Das sogenannte Ertragswertverfahren kommt bei der Bewertung eines Unternehmens oder verpachteten oder vermieteten Objekten vor. Dieser Ertragswert bezeichnet grundsätzlich den Barwert der zukünftigen Erträge oder Überschüsse, erwirtschaftet mit diesen Objekten. Zur Anwendung gelangt das Ertragswertverfahren hauptsächlich bei der Bewertung von Grundstücken. Bei Immobilien errechnet sich der gesamte Ertragswert aus der Addition des Bodenwertes und des Gebäudeertragswertes. Der Wert des Bodens ist hier gleichbleibend, die Restnutzungsdauer des Gebäudes dient als Faktor in der Multiplikation.
Anwendung des Ertragswertverfahrens
Das Ertragswertverfahren dient dazu, den dauerhaft erzielbaren Ertrag von Grundstücken für deren Werteinschätzung am Markt zu berechnen. Angewendet wird es bei
- Mietwohngrundstücken mit Mehrfamilienhäusern
- Geschäftsgrundstücken mit Büro- und Geschäftsgebäuden oder Einkaufszentren
- Spezialimmobilien wie Parkhäuser, Tankstellen, Hotels oder Logistikflächen
- gemischt genutzten Grundstücken
Geht es jedoch um selbst genutzte Wohngrundstücke wie Ein- und Zweifamilienhäuser oder Eigentumswohnungen, kommen eher das Vergleichswertverfahren und ergänzend das Sachwertverfahren zur Anwendung. Das Ertragswertverfahren ist ebenfalls ausgeschlossen bei vermieteten oder besonders ausgestatteten Spezialimmobilien wie etwa Bahnhöfen, kulturellen Immobilien und militärisch genutzten Grundstücken.
Ertragswertverfahren in Deutschland
In Deutschland ist das Ertragswertverfahren genau festgeschrieben in der Immobilienwertermittlungsverordnung und den Wertermittlungsrichtlinien. Hier wird die Bewertung von Grund und Boden und die Bewertung des Gebäudes getrennt. Der errechnete Wert der baulichen Anlagen sowie der Wert von Grund und Boden zusammengezählt ergibt den Ertragswert des bebauten Grundstücks.
Bewertung von Grund und Boden
Im Rahmen des Vergleichswertverfahrens wird der Wert des Grund und Bodens auf Basis von dinglichen Rechten ermittelt. Anschließend erfolgt die Bewertung der dauerhaft zu erzielenden Einnahmen aus Mietflächen hinsichtlich Größe, Qualität, Ausstattung und Marktgängigkeit.
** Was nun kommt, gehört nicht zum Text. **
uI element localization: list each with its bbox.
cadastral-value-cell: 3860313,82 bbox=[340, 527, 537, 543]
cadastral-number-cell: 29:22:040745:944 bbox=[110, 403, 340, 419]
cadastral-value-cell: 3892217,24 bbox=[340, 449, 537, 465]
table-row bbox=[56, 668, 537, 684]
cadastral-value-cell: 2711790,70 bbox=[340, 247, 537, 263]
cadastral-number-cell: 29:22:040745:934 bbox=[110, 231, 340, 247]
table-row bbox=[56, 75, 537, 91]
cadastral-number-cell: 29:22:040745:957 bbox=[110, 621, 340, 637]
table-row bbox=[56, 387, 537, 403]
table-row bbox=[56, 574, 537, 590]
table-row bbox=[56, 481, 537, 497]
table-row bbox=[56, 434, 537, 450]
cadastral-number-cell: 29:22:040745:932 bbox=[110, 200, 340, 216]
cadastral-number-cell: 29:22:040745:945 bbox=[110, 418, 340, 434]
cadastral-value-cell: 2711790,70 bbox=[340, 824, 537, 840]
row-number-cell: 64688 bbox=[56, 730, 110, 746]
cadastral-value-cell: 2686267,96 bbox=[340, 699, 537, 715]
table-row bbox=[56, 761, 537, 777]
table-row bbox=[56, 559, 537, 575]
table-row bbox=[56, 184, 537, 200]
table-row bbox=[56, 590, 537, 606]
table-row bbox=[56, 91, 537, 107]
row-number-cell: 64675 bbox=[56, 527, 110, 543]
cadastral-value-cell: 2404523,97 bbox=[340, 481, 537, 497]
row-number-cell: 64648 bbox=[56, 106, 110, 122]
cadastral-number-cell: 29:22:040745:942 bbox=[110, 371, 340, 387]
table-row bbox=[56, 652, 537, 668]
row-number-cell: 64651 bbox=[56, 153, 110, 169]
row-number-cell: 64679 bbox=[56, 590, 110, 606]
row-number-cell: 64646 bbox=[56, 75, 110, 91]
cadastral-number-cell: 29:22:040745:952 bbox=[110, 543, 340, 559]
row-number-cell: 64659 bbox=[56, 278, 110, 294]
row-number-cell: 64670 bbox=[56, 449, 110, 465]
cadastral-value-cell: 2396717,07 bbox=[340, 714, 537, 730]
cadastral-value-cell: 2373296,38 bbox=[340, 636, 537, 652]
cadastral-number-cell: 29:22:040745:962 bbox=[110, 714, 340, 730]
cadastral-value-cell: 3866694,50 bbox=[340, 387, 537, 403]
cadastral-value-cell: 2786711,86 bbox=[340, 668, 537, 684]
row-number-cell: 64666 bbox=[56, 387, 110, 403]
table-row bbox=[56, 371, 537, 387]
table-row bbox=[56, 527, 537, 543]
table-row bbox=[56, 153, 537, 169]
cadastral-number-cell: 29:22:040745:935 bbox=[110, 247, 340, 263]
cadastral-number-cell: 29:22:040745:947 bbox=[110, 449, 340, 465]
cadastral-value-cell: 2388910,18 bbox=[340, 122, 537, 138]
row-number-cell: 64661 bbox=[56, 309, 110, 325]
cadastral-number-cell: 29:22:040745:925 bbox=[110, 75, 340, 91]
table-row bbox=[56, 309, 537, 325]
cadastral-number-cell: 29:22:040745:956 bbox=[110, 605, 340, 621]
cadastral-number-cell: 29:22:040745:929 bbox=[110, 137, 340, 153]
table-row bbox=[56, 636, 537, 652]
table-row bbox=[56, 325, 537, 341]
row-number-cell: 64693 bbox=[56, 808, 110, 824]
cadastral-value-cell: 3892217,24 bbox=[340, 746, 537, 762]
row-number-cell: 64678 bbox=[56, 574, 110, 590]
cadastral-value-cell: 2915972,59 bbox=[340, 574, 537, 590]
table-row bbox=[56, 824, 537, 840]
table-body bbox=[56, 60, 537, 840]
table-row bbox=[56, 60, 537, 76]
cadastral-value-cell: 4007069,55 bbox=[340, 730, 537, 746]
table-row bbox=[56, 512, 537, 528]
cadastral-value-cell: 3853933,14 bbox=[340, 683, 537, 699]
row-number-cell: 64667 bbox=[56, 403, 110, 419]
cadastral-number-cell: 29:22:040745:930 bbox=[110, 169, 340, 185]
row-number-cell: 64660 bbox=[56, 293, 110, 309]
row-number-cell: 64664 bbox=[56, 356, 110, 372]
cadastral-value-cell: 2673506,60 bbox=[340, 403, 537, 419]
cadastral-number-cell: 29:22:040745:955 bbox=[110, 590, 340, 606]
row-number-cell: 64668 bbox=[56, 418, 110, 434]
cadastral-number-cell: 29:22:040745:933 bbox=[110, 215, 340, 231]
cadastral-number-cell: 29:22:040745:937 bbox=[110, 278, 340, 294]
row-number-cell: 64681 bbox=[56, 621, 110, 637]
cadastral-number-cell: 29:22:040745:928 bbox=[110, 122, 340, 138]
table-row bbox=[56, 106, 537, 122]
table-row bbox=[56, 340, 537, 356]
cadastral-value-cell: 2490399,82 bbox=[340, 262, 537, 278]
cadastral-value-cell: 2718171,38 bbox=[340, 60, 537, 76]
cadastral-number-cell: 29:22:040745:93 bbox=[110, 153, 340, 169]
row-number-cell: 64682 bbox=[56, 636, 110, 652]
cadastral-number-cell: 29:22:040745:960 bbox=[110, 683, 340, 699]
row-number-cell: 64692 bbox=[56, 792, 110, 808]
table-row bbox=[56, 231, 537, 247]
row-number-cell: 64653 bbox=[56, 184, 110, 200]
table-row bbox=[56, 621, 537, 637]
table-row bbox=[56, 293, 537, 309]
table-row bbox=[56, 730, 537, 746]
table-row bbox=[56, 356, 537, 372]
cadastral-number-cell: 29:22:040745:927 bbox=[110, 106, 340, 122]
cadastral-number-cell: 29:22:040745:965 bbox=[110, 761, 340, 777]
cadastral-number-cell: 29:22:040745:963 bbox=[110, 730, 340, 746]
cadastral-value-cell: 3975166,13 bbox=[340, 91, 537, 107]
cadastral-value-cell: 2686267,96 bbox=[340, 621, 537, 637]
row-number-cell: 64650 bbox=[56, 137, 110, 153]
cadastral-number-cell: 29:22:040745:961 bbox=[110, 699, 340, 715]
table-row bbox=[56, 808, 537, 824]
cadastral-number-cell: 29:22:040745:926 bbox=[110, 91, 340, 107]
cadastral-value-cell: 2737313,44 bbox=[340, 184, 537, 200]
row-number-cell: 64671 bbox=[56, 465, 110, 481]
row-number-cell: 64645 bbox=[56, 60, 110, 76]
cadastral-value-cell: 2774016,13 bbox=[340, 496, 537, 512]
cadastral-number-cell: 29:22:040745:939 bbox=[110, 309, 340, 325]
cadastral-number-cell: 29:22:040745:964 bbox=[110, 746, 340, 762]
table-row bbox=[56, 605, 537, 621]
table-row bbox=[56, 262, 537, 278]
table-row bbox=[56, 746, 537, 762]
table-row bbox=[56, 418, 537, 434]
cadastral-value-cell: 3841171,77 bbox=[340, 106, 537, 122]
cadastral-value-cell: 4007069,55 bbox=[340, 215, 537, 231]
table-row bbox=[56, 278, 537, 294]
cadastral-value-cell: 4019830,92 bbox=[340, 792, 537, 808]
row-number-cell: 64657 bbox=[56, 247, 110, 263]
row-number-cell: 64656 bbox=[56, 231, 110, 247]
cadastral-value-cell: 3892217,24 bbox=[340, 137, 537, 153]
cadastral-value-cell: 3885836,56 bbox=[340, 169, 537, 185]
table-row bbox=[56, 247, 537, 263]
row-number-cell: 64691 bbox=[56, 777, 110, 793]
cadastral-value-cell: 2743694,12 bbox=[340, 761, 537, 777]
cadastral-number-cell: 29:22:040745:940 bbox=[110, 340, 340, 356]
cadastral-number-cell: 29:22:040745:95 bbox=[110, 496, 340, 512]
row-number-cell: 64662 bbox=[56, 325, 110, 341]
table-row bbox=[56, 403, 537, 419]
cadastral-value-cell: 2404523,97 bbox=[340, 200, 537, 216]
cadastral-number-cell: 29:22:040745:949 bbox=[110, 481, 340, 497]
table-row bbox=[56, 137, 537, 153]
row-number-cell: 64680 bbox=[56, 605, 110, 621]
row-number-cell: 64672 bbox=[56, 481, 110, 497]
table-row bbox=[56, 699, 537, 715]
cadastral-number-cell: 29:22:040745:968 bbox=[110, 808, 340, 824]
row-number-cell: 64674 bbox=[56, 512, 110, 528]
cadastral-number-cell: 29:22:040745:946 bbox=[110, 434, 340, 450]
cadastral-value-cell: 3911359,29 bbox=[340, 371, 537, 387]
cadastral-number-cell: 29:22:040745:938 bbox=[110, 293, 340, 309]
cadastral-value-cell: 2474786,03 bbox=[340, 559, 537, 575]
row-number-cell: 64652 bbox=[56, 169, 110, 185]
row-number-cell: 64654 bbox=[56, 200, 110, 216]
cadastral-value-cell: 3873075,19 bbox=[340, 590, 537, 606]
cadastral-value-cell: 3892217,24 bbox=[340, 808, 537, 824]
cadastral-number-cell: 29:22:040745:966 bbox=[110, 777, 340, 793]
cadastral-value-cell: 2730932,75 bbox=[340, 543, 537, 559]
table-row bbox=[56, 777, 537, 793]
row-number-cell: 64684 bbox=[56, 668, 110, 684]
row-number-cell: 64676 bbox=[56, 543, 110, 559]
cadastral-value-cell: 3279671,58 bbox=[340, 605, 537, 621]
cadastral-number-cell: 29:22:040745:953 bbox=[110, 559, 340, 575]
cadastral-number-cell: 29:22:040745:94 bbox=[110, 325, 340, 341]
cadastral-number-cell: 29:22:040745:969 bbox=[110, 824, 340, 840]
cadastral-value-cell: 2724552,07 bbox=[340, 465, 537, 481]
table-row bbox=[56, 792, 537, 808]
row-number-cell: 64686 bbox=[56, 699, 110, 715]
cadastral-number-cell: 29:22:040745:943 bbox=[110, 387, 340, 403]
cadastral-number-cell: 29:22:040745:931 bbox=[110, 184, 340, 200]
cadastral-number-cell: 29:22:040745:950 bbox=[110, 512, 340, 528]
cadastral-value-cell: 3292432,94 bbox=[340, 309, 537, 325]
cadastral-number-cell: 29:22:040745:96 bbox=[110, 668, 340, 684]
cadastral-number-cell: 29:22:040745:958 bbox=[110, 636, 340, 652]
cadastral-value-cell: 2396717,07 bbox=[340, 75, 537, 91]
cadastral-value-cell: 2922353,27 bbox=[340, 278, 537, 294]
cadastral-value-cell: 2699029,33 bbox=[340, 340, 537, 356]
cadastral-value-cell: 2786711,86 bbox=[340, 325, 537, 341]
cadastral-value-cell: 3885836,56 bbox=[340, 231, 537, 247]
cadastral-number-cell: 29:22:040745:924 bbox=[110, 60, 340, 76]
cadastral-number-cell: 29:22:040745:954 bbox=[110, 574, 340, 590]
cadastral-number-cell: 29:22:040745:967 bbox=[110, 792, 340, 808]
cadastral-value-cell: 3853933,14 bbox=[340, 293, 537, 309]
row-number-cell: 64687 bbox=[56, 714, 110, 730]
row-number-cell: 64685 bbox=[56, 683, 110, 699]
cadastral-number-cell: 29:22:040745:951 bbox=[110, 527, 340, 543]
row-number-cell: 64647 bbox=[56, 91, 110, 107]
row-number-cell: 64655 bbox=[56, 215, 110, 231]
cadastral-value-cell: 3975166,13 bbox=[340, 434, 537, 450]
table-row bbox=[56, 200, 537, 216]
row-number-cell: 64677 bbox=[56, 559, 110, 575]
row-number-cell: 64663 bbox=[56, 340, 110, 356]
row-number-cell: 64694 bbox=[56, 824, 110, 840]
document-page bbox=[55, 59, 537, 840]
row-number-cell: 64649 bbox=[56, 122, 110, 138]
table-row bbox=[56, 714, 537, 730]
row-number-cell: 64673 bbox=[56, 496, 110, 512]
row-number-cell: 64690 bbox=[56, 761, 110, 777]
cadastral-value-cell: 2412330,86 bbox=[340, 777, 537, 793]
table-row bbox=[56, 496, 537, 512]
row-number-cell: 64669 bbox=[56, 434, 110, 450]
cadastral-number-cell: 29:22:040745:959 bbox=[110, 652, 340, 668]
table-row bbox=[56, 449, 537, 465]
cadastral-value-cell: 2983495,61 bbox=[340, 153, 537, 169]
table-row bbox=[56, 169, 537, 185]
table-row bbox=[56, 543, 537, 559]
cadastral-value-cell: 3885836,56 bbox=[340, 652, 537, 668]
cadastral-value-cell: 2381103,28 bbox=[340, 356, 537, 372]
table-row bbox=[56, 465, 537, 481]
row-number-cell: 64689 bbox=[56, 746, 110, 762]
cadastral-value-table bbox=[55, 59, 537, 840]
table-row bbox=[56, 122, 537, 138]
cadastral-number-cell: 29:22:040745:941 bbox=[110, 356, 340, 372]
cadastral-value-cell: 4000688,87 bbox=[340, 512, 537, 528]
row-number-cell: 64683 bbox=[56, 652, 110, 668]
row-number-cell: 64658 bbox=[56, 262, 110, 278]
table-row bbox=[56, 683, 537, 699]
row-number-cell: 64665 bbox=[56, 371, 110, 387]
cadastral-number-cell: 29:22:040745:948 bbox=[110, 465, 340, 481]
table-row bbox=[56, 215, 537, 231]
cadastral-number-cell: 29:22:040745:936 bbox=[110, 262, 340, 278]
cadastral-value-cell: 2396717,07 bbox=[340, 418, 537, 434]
Von diesem Jahresrohertrag (Gross Operating Income) abzuziehen sind die nicht auf den Mieter umlegbaren Bewirtschaftungskosten, wie Betriebskosten, Verwaltungskosten, Instandhaltungskosten und Mietausfallwagnis. Dies ergibt den Reinertrag vor Abzug der Bodenwertverzinsung (Net Operating Income).
Bodenwertverzinsung
Zur Berechnung der Bodenwertverzinsung wird der ermittelte Bodenwert mit dem gängigen Liegenschaftszins multipliziert. Dieser Liegenschaftszins ist abhängig von der Lage und der Nutzung des Grundstückes.
Bewertung von Gebäuden
Da die Nutzbarkeit von Gebäuden, im Gegensatz zu Grund und Boden, ein Ablaufdatum hat, ist zu berücksichtigen, wie lange das Gebäude wirtschaftlich nutzbar ist. Die Gesamtnutzungsdauer abzüglich Alter des Gebäudes ergibt dessen Restnutzungsdauer, welche durch Sanierungen auch verlängert werden kann. Theoretisch ist dieser Reinertrag aus Gebäudenutzung eine konstante Zahlung über einen begrenzten Zeitraum.
Der zur Berechnung benutzte sogenannte Diskontierungssummenfaktor leitet sich aus der Restnutzungsdauer und dem Liegenschaftszinssatz ab. Dieser Faktor, multipliziert mit dem Reinertrag, ergibt den Ertragswert der baulichen Anlagen.
Vereinfachtes Verfahren
Zur Wertermittlung ist auch ein vereinfachtes Ertragswertverfahren zulässig. Dieses lässt den Bodenwert und die Bodenwertverzinsung außer Acht und beschränkt sich auf die baulichen Anlagen (Income Approach). Jedoch sind derartige Vereinfachungen ungenau und weniger transparent als ein detailliertes Ertragswertverfahren. Daher findet sich dafür oft die abwertende Bezeichnung „Maklerverfahren“.